The writeups of these solutions have been provided by Immo Hüneke of Zühlke. Many thanks Immo!
Although there were three in our pair, we failed to complete the challenge. We had a reasonably plausible approach, which failed however – probably because we were trying to use too many unfamiliar components.
Our intended approach was to use an analysis tool to spit out a CSV file, which we would then pull into Excel to plot the graph.
Checkstyle seemed like a good tool for obtaining code metrics, but was difficult to get productive with it - Immo had used it before but only as a pre-installed plugin under IntelliJ (not available in this context).
JDepend was much easier to install and use, but unfortunately it works only on compiled classes, which wasn't obvious from the beginning.
http://metrics.sourceforge.net/ is the most promising.
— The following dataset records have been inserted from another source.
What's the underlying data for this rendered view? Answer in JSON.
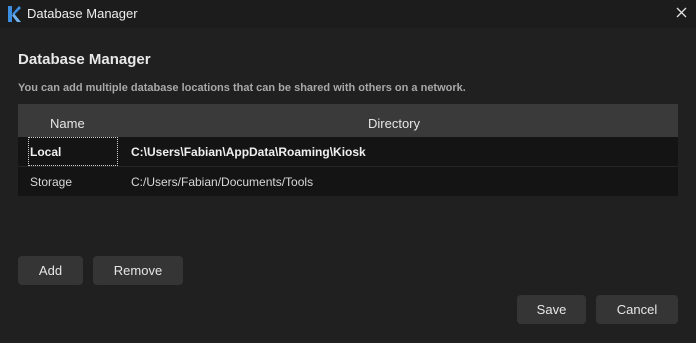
{
  "window": {
    "title": "Database Manager",
    "icon": "kiosk-logo-icon",
    "accent_color": "#3c8fe0"
  },
  "dialog": {
    "heading": "Database Manager",
    "description": "You can add multiple database locations that can be shared with others on a network."
  },
  "table": {
    "columns": [
      "Name",
      "Directory"
    ],
    "rows": [
      {
        "name": "Local",
        "directory": "C:\\Users\\Fabian\\AppData\\Roaming\\Kiosk",
        "selected": true
      },
      {
        "name": "Storage",
        "directory": "C:/Users/Fabian/Documents/Tools",
        "selected": false
      }
    ]
  },
  "buttons": {
    "add": "Add",
    "remove": "Remove",
    "save": "Save",
    "cancel": "Cancel"
  }
}
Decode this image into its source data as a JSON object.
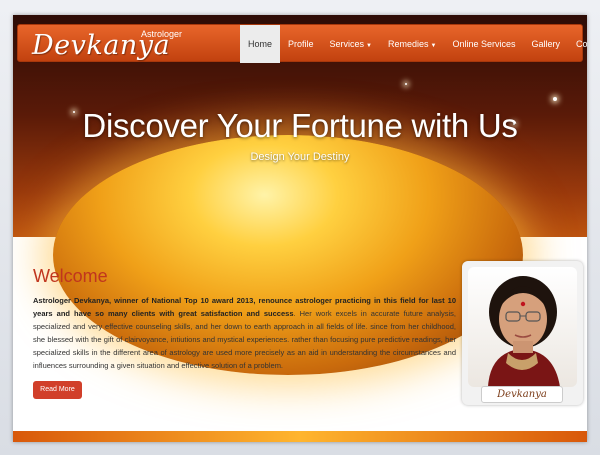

It produces the numbers we want and can be run outside Eclipse as a standalone Ant task.
As a result of spending too long finding ways to get the basic numbers, we were unable to integrate the three main components of the solution.
There are actually tools available commercially that come very close to achieving what we want. See http://www.cenqua.com/fisheye. This links to a Subversion or CVS repository (many others supported) and provides graphical views of the code size, volatility and so on - what is currently missing is quality metrics, unfortunately.
Subversion repositories used by the different teams turned out to be a major bottleneck.
We got a basic solution working but then tried to enhance it. The approach involved using HTML-scraping to obtain the basic horoscope text (from Yahoo). Unfortunately after a half-dozen tests of the solution, Yahoo stopped answering our requests.
From there, it was easy to put the text into an on-line text summariser such as http://textmining.i2r.a-star.edu.sg/people/kanagasa/ts/cgi-bin/sumnew.pl or http://swesum.nada.kth.se/index-eng.html to get a one-line summary.
However, Nat changed the requirements by consultation with one of our team, so that he now wanted an overall plus/minus verdict. So then we were into analysing frequencies of words in the horoscope page and using Wordnet database to categorise the most frequently occurring non-stopwords.
Needless to say, we ran out of time. But here's a good reference to a recipe-book of text manipulation using Unix tools: http://www.dsl.org/cookbook/cookbook_16.html
We found this site http://www.larnercorp.com/trumps/ allows you to enter the information to create your own top trump cards. I registered and created a card as an experiment, but we didn't fancy trying to screen-scrape the form to generate the cards.
Second attempt - split the problem into two (data capture and card generation). Rusty PHP scripting skills were exhumed to create a HTML template that looked reasonably OK (attached). We started with a sample CSV file with just two entries.
Time ran out though to scrape all the information off the Web automatically - hats off to the wizard teams who managed to use search engines and regex processing to pull significant information about all the participants.
At least we didn't run into problems with search engines blocking us!